Le ministre néo-zélandais du tourisme a de nouveau exprimé son aversion pour les voyageurs à petit budget, affirmant que le pays ne cherchera pas à attirer ceux qui “voyagent dans notre pays avec 10 dollars par jour en mangeant des nouilles de deux minutes”.

Stuart Nash a déclaré que le pays continuerait sans vergogne à se concentrer sur les grands dépensiers “de haute qualité”, bien qu’un expert ait déclaré que ces visiteurs avaient généralement une empreinte environnementale beaucoup plus élevée et ne contribuaient pas nécessairement davantage à l’économie.

Lors d’une annonce mercredi sur les plans visant à renforcer la main-d’œuvre du tourisme lors de la réouverture des frontières du pays, Nash a déclaré que le pays continuerait de se concentrer sur les visiteurs “gros dépensiers”. “En termes de ciblage de notre stratégie marketing, il s’agira sans vergogne de … touristes de haute qualité”, a-t-il déclaré.

“Nous allons accueillir les routards… [but] nous n’allons pas cibler les gens qui mettent sur Facebook comment ils peuvent voyager dans notre pays avec 10 $ par jour en mangeant des nouilles de deux minutes.

Alors que le ministre a déclaré que les routards et les visiteurs à petit budget étaient toujours les bienvenus en Nouvelle-Zélande, son accent sur les touristes riches a été controversé dans le passé.

En 2020, Nash a déclaré que le pays ciblerait “sans vergogne” les super riches et chercherait à attirer le genre de touristes qui “volent en classe affaires ou en classe économique premium, louent un hélicoptère, font un tour autour de Franz Josef et mangent ensuite à un haut- restaurant final ». Les propositions ont attiré l’attention, un commentateur les qualifiant de “snob, élitiste et déconnecté”.

L’hypothèse selon laquelle les «personnes à valeur nette élevée» contribuaient davantage à la Nouvelle-Zélande que les voyageurs à petit budget n’était pas nécessairement étayée par la recherche, a déclaré le professeur James Higham, professeur de tourisme à l’Université d’Otago. “Je n’ai vu aucune preuve de cela”, a-t-il déclaré.

“La tendance au cours des dernières décennies dans le monde a été que les touristes voyagent plus loin, voyagent plus vite, produisent plus de CO2, restent moins longtemps et dépensent moins à destination”, a déclaré.

Le résultat, a-t-il dit, était souvent «des gens très riches détruisant la planète en ne contribuant pas aux destinations comme nous aurions pu nous y attendre ou l’espérer».

“Les gros dépensiers sont souvent les plus dommageables pour l’environnement, et parce qu’ils ont tendance à avoir… des voyages répétés réguliers à forte teneur en carbone avec une courte durée de séjour… ils ne sont pas particulièrement avantageux, en particulier pour les destinations lointaines fabriquées en Nouvelle-Zélande.”
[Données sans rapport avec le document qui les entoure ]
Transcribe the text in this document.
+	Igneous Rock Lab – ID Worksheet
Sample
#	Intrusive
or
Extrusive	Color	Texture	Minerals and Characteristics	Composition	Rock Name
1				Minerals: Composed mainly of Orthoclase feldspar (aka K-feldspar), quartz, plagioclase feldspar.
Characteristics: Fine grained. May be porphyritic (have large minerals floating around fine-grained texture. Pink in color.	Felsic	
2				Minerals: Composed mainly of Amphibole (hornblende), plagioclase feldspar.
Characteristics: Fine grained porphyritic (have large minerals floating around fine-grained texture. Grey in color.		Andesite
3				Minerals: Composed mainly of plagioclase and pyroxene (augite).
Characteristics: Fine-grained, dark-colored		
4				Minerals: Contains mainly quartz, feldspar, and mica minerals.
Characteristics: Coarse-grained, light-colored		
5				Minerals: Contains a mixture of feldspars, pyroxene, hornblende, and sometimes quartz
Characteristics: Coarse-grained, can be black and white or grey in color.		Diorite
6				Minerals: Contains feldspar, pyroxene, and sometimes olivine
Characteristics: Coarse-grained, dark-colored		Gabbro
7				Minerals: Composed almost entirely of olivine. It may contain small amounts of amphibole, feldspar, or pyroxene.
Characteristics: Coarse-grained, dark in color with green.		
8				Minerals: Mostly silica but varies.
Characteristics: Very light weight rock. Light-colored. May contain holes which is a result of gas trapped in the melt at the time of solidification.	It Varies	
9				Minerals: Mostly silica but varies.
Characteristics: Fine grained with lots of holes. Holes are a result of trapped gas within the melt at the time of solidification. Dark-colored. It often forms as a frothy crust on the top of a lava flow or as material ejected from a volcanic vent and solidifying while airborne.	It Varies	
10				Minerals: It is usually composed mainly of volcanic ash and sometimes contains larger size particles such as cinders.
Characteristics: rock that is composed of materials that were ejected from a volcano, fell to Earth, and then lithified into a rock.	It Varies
Les touristes qui ont tendance à avoir un revenu plus faible – tels que les étudiants internationaux et les routards – sont souvent restés plus longtemps dans le pays, et la durée du séjour était directement corrélée aux dépenses cumulées dans le pays, a-t-il déclaré.

Les visiteurs des navires de croisière, par exemple, étaient généralement aisés, mais ne représentaient que 3 % des dépenses des visiteurs, bien qu’ils représentaient 9 % des visiteurs. “La contribution économique des croisiéristes est lamentable par rapport aux étudiants qui viennent ici pour étudier”, a-t-il déclaré.
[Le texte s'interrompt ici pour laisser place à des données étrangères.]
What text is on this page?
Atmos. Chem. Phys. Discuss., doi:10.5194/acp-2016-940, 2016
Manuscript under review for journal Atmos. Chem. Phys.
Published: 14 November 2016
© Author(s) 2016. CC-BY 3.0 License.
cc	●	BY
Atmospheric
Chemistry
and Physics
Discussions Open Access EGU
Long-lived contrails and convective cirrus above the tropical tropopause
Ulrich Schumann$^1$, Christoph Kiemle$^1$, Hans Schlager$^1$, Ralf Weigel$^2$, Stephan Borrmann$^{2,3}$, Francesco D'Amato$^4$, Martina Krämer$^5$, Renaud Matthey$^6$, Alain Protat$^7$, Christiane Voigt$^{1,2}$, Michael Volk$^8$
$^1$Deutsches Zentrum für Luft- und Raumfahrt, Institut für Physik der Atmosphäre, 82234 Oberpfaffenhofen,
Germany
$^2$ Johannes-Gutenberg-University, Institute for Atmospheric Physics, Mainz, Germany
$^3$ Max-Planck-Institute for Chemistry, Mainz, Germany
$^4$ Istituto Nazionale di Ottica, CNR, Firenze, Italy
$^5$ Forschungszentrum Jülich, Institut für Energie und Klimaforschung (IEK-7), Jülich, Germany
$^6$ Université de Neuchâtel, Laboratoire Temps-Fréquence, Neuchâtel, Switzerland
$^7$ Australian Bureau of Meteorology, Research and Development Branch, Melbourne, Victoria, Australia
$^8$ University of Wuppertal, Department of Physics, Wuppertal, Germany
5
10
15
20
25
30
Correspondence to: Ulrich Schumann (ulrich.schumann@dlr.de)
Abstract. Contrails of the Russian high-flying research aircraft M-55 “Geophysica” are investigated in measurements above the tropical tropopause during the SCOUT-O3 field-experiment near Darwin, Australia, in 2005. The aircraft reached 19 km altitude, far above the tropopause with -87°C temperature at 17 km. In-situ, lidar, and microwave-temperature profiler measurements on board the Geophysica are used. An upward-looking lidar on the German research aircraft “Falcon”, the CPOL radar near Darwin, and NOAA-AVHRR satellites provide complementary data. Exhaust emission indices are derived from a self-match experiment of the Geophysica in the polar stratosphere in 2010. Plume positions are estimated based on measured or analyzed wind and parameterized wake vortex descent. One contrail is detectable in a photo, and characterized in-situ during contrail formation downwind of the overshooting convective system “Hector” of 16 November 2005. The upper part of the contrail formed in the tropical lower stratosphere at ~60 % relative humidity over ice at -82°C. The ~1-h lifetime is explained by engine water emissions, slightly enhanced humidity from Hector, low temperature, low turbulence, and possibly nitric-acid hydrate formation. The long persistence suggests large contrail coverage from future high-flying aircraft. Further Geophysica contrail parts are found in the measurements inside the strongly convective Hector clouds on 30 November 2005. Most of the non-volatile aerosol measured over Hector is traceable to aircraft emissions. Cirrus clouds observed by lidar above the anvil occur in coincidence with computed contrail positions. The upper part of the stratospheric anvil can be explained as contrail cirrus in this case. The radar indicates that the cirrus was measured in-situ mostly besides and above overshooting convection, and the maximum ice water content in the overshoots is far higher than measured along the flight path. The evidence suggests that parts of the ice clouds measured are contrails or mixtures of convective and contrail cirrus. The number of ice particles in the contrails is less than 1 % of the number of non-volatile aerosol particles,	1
Les voyageurs à petit budget étaient également souvent des visiteurs assidus – ceux qui venaient en tant que routards pourraient revenir en tant que travailleurs ou en tant que touristes plus tard dans la vie, a déclaré Higham.

Les commentaires de Nash interviennent alors que la Nouvelle-Zélande tente de reconstruire sa main-d’œuvre et son industrie touristiques après une année passée coupée du monde par des protections pandémiques.
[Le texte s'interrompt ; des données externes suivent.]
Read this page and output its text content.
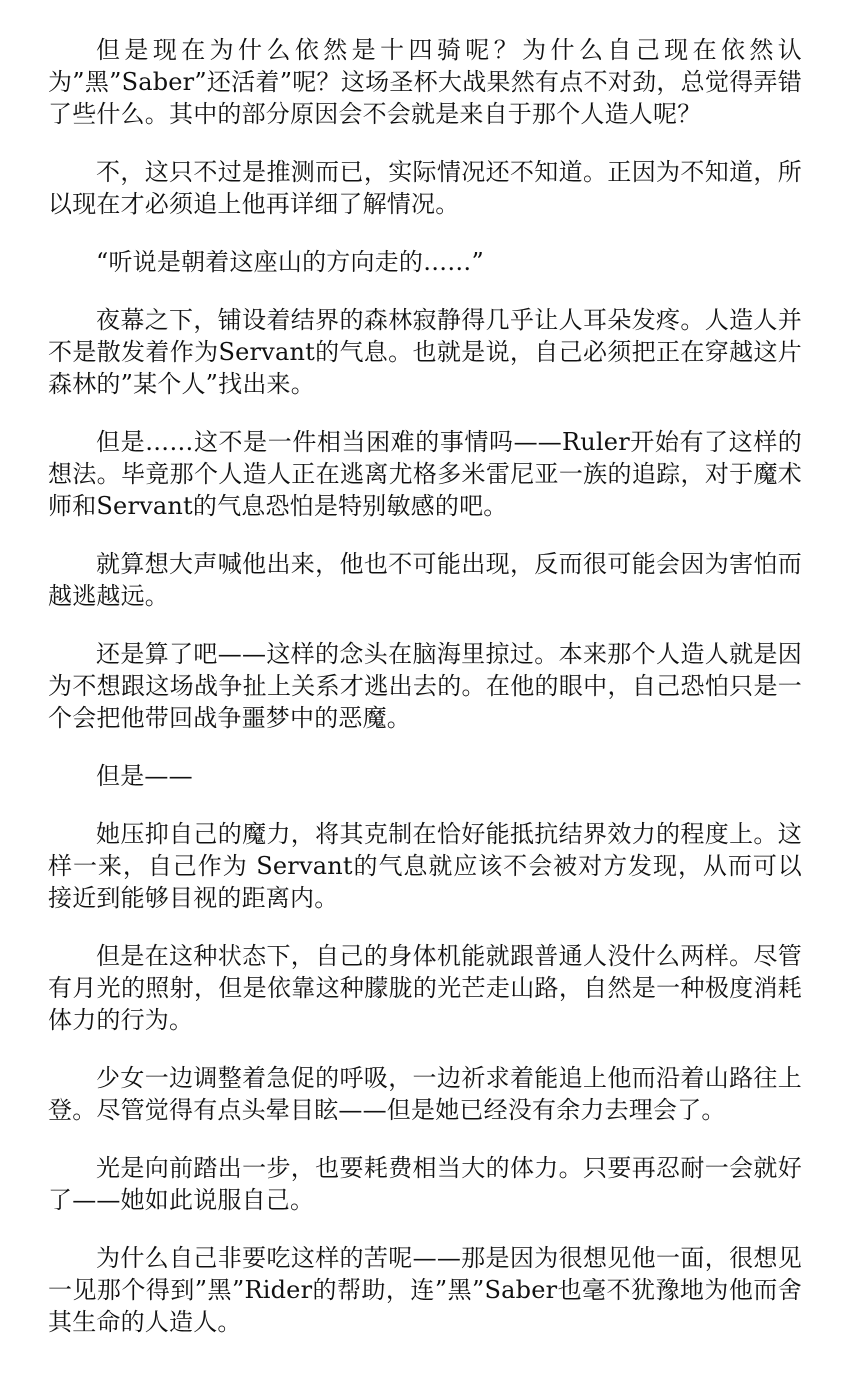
但是现在为什么依然是十四骑呢？为什么自己现在依然认为”黑”Saber”还活着”呢？这场圣杯大战果然有点不对劲，总觉得弄错了些什么。其中的部分原因会不会就是来自于那个人造人呢？

不，这只不过是推测而已，实际情况还不知道。正因为不知道，所以现在才必须追上他再详细了解情况。

“听说是朝着这座山的方向走的……”

夜幕之下，铺设着结界的森林寂静得几乎让人耳朵发疼。人造人并不是散发着作为Servant的气息。也就是说，自己必须把正在穿越这片森林的”某个人”找出来。

但是……这不是一件相当困难的事情吗——Ruler开始有了这样的想法。毕竟那个人造人正在逃离尤格多米雷尼亚一族的追踪，对于魔术师和Servant的气息恐怕是特别敏感的吧。

就算想大声喊他出来，他也不可能出现，反而很可能会因为害怕而越逃越远。

还是算了吧——这样的念头在脑海里掠过。本来那个人造人就是因为不想跟这场战争扯上关系才逃出去的。在他的眼中，自己恐怕只是一个会把他带回战争噩梦中的恶魔。

但是——

她压抑自己的魔力，将其克制在恰好能抵抗结界效力的程度上。这样一来，自己作为 Servant的气息就应该不会被对方发现，从而可以接近到能够目视的距离内。

但是在这种状态下，自己的身体机能就跟普通人没什么两样。尽管有月光的照射，但是依靠这种朦胧的光芒走山路，自然是一种极度消耗体力的行为。

少女一边调整着急促的呼吸，一边祈求着能追上他而沿着山路往上登。尽管觉得有点头晕目眩——但是她已经没有余力去理会了。

光是向前踏出一步，也要耗费相当大的体力。只要再忍耐一会就好了——她如此说服自己。

为什么自己非要吃这样的苦呢——那是因为很想见他一面，很想见一见那个得到”黑”Rider的帮助，连”黑”Saber也毫不犹豫地为他而舍其生命的人造人。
Avant Covid-19, le tourisme international constituait une part importante de l’économie du pays – sa contribution directe et indirecte est de 9,3 % du PIB – mais l’augmentation du nombre de visiteurs avait également suscité des inquiétudes croissantes concernant la dégradation de l’environnement, la surpopulation et la pression sur les infrastructures.